A influência de Carlos Marighella no Partido dos Panteras Negras

por Andrey Santiago

Um mês antes do assassinato do militante do Partido dos Panteras Negras Fred Hampton pela polícia de Chicago, Carlos Marighella, membro da Aliança Libertadora Nacional era assassinado pela polícia da ditadura militar brasileira.

Em apenas um mês, os comunistas perderam internacionalmente dois líderes revolucionários negros que levantaram massas e lutaram implacavelmente pela causa comunista, ambos faziam parte de organizações que eram taxadas de “terroristas” pelo Estado.

A morte de Marighella em 4 de novembro de 1969, em uma emboscada orquestrada pelo Departamento de Ordem Política e Social (DOPS) do torturador Sérgio Paranhos Fleury, teve impacto significativo na sociedade brasileira e marcou um importante momento da resistência na ditadura militar: um momento de reorganização e refluxo da luta armada.

A morte de Fred Hampton em 4 de dezembro de 1969, em uma emboscada orquestrada pela polícia de Chicago, com apoio do FBI de J. Edgar Hoover, mobilizou intensamente a comunidade negra norte-americana e acentuou as lutas que eram travadas dentro e pelo Partido dos Panteras Negras, com a teoria da guerrilha urbana de Carlos Marighella exposta no “Mini-Manual do Guerrilheiro Urbano” tendo um papel ativo nessas discussões.

Este texto visa explorar o desenvolvimento e a influência dos ensinamentos de Carlos Marighella na política do Partido dos Panteras Negras.

Em junho de 1969, Marighella publica o “Mini-Manual do Guerrilheiro Urbano” que por meio de suas páginas estabelece as orientações que um militante revolucionário deve seguir para garantir o sucesso da luta armada no contexto urbano. Esse documento, curto em tamanho, mas grande em aprendizados, serviria enquanto instrumento de propaganda para atrair membros engajados para a luta armada no meio urbano, meio que se combinaria com a guerrilha rural e ações de massas, afim de acabar com a ditadura militar no Brasil.

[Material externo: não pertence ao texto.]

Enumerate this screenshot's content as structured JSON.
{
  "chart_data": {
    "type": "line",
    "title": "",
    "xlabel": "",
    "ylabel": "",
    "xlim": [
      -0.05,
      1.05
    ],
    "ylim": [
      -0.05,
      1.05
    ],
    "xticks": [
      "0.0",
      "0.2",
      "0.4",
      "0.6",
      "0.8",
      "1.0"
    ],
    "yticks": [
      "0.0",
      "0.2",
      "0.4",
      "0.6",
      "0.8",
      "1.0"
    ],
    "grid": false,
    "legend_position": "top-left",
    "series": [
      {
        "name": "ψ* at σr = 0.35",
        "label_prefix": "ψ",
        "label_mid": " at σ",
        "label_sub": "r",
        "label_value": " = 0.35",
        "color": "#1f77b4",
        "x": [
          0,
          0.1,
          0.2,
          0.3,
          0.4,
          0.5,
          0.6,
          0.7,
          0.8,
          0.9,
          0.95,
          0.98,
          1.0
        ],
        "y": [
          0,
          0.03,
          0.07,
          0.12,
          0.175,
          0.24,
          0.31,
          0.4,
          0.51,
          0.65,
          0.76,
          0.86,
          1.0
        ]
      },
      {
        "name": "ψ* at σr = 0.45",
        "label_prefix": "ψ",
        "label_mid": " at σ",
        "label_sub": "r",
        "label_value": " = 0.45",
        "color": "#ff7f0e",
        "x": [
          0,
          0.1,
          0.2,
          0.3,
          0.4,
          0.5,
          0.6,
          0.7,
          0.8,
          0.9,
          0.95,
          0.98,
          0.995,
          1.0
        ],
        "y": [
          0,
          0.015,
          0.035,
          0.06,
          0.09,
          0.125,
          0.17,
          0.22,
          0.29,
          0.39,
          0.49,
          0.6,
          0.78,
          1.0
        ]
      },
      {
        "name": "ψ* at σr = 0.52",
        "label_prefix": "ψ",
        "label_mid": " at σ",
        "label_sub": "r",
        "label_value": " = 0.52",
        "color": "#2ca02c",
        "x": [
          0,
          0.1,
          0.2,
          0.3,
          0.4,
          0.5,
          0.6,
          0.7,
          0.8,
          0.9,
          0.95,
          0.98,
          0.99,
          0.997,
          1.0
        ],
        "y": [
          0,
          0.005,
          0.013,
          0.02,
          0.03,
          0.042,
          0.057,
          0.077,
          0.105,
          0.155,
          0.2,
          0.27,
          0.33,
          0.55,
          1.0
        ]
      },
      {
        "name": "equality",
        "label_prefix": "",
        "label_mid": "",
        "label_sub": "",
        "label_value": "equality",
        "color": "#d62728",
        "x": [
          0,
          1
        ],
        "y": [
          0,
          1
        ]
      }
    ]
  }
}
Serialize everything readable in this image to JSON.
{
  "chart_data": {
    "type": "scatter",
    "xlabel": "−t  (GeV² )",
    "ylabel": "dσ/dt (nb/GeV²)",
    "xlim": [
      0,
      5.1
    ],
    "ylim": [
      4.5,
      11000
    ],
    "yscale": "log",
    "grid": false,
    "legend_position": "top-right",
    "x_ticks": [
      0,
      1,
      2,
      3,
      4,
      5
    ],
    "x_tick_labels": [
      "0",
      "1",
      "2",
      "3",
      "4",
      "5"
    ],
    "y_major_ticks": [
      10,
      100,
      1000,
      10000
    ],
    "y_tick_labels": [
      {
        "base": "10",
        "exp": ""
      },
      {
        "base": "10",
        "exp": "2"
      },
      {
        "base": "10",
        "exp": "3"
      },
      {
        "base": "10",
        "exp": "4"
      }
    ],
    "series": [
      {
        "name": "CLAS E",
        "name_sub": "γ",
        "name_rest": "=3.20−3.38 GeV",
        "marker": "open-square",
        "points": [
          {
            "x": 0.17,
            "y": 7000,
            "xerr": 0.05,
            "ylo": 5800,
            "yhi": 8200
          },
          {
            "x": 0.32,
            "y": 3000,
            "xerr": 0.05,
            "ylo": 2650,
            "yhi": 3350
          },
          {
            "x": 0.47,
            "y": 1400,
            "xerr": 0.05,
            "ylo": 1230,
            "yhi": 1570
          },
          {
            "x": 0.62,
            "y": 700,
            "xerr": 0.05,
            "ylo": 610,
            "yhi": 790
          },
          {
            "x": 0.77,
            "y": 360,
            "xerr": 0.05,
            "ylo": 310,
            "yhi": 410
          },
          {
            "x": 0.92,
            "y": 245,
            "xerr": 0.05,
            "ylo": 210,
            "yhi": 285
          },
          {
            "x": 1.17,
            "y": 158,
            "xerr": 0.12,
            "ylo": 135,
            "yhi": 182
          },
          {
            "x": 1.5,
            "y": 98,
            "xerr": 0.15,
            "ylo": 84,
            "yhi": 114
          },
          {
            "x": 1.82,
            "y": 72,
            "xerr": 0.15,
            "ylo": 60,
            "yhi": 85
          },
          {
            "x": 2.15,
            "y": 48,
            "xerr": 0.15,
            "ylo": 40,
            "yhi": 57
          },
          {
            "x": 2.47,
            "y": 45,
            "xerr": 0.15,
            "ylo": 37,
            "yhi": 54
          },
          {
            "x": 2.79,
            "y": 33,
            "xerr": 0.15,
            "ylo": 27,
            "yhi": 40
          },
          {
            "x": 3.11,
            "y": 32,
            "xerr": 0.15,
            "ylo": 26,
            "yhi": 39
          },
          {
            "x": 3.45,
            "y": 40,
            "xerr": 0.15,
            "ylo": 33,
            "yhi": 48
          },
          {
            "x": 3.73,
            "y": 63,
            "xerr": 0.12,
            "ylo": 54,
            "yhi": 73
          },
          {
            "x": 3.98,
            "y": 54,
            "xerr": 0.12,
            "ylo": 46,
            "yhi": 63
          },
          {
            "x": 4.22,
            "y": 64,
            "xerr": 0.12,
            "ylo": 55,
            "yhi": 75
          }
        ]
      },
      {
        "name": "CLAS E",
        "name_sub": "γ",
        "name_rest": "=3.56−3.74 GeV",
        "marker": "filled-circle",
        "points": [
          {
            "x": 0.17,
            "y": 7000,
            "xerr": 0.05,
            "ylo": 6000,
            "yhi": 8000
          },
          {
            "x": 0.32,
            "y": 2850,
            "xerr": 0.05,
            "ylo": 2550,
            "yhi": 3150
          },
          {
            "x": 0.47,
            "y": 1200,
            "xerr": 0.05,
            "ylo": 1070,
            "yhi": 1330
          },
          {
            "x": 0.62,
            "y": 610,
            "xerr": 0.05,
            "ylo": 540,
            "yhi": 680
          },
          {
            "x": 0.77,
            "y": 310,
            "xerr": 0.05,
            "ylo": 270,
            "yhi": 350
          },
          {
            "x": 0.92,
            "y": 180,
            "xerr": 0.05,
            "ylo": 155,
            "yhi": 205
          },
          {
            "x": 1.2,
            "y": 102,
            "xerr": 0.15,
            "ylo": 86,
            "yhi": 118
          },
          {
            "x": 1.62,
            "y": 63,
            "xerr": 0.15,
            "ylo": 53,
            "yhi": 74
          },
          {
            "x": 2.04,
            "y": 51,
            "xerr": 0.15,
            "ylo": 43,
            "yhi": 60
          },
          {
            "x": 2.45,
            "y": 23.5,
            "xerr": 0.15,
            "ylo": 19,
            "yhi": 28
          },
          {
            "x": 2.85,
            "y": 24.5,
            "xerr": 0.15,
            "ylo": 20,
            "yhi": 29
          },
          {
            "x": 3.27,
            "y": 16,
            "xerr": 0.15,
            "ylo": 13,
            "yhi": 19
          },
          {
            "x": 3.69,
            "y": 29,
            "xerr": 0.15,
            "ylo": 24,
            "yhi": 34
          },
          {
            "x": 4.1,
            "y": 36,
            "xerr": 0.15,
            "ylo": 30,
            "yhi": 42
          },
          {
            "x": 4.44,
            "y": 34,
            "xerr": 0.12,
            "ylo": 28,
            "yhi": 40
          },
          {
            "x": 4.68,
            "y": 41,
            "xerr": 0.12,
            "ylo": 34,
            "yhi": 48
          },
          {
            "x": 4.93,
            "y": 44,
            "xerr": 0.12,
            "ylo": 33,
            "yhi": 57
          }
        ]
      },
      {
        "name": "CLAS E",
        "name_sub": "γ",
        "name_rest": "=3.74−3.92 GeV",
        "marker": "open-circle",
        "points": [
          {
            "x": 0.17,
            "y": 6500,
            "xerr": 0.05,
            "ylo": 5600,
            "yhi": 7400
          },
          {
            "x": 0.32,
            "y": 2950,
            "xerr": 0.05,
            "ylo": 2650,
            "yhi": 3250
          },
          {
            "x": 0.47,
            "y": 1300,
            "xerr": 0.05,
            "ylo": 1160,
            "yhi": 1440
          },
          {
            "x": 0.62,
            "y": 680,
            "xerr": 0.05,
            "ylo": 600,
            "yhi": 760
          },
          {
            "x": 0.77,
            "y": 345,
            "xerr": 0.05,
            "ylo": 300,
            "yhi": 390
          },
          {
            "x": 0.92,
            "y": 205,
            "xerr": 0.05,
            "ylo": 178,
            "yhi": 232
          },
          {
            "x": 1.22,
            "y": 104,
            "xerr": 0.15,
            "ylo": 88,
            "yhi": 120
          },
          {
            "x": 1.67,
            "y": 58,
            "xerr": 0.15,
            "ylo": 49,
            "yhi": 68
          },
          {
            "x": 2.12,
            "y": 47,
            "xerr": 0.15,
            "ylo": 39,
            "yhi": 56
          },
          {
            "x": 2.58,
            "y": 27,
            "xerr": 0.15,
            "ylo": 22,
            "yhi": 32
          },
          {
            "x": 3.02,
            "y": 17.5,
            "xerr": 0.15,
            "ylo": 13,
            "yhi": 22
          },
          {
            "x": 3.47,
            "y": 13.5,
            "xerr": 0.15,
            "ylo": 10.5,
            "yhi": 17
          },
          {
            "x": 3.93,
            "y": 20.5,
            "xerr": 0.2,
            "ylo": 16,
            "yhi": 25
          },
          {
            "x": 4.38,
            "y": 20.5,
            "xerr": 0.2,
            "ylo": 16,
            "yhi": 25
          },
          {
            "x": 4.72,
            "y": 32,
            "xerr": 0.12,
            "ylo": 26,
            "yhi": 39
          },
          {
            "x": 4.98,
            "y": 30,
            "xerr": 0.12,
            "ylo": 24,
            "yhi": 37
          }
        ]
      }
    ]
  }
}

Marighella, em uma de suas últimas entrevistas vivo esclarece o porquê do início das atividades de resistência por meio da guerrilha urbana, destacando que:

“Na situação de ditadura que o país está vivendo, o trabalho de propaganda e divulgação só é possível, a priori, nas cidades. Os movimentos de massas, sobretudo os que haviam sido organizados pelos estudantes, pelos intelectuais, por certos grupos de militantes sindicais, criaram, nas principais cidades do país, um clima político favorável à aceitação de uma luta mais dura (as ações armadas). As medidas antidemocráticas tomadas pelo governo (fechamento do congresso, supressão das eleições, cassação do mandato parlamentar de mais de 100 deputados e senadores, censura da imprensa do rádio e da televisão) e inúmeros atos de repressão contra estudantes, muitos professores e jornalistas, criaram um clima de revolta. A cumplicidade da população foi conseguida pelos revolucionários. A imprensa clandestina progride. As emissões piratas são recebidas favoravelmente. A cidade reúne, pois, as condições objetivas e subjetivas requeridas para que se possa desencadear com sucesso a guerrilha. No campo, a situação está evidentemente menos favorável. A guerrilha rural deve, portanto, ser posterior à guerrilha urbana, cujo papel é eminentemente tático. Por outro lado, os combatentes que lutarão nos campos terão sido testados antes, durante a luta urbana. Os mais corajosos entre eles serão enviados aos campos.” [1]

O texto é disseminado por diversas regiões do Brasil, atraindo forte atenção para a ALN. Acaba por ganhar uma dimensão internacional com influência notável no Ejército Revolucionário del Pueblo argentino, no Movimiento Revolucionário Tupac Amaru peruano e nas Fuerzas Armadas Rebeldes guatemaltecas, além de diversos outros grupos que atuaram na guerrilha urbana durante a década de 1970, na América Latina e Europa. [2]

Nos Estados Unidos, o Mini-Manual chega em 1970, com tradução por estudantes da Universidade de Berkeley na Califórnia, local de grande agitação política que contou com Angela Davis enquanto palestrante em outubro de 1969, denunciando perseguições políticas por conta de sua afiliação enquanto militante do Partido Comunista dos EUA. [3]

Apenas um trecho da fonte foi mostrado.